Take Action: When Your Immune System Fails You

We rely on our immune system to fight harmful bacteria or viruses—either on its own or with the help of antibiotics or antivirals—every day. Most of us recover quickly from infectious illnesses, and our immune system helps protect us from repeat infections in the future.

People with primary immune deficiency diseases (PIDDs), however, have an inborn defect in one or more parts of their immune system. They often cannot overcome infections, even with the aid of medicine.

Are you or your child at risk for a PIDD?

  • Do you get multiple, serious infections that are difficult to treat within a year?
  • Have you had bacterial infections that don’t get better, even after you’ve taken antibiotics?
  • When you are sick, do you need to go to the hospital and/or receive intravenous antibiotics to get well?
  • Do you have a family history of primary immune deficiency?

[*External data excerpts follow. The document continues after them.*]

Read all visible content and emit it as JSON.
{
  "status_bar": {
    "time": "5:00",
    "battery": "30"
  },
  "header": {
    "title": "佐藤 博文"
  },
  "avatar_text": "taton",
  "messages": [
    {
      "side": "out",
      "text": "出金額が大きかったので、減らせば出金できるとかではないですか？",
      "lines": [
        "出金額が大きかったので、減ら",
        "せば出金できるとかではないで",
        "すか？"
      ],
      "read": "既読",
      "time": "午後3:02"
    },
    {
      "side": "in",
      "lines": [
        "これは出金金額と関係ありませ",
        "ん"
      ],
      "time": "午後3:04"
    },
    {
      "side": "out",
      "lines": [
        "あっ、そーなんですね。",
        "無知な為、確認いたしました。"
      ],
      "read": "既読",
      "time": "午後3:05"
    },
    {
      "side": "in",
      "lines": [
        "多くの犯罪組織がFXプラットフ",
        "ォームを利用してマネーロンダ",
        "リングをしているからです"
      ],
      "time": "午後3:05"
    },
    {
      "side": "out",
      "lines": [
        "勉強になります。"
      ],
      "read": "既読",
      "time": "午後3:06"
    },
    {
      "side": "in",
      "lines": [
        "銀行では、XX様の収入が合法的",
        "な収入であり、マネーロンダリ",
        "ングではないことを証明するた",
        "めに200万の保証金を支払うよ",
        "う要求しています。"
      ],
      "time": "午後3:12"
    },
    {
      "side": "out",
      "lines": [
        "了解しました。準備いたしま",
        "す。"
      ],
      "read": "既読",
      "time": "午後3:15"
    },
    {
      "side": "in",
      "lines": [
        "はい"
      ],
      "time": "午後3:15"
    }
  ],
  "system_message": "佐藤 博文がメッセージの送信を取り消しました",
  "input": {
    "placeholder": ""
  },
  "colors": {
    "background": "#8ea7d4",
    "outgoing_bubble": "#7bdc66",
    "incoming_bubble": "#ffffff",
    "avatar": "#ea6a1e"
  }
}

If you answered “yes” to any of these questions, you may be at risk for PIDD. Consult with your doctor to get tested for an immune deficiency.

What to ask your doctor

  • Based on my medical and family history, am I at risk for an immune deficiency?
  • What tests will be performed to determine my diagnosis, and how long will it take to get the results back?
  • What precautions should I take to reduce my risk of infection?
  • Should I see a specialist?

To diagnose a potential immune deficiency, your doctor will need to take a blood sample and ssend it to a lab for an initial screening test. If that test shows that you may be at risk for a PIDD, you'll need additional testing.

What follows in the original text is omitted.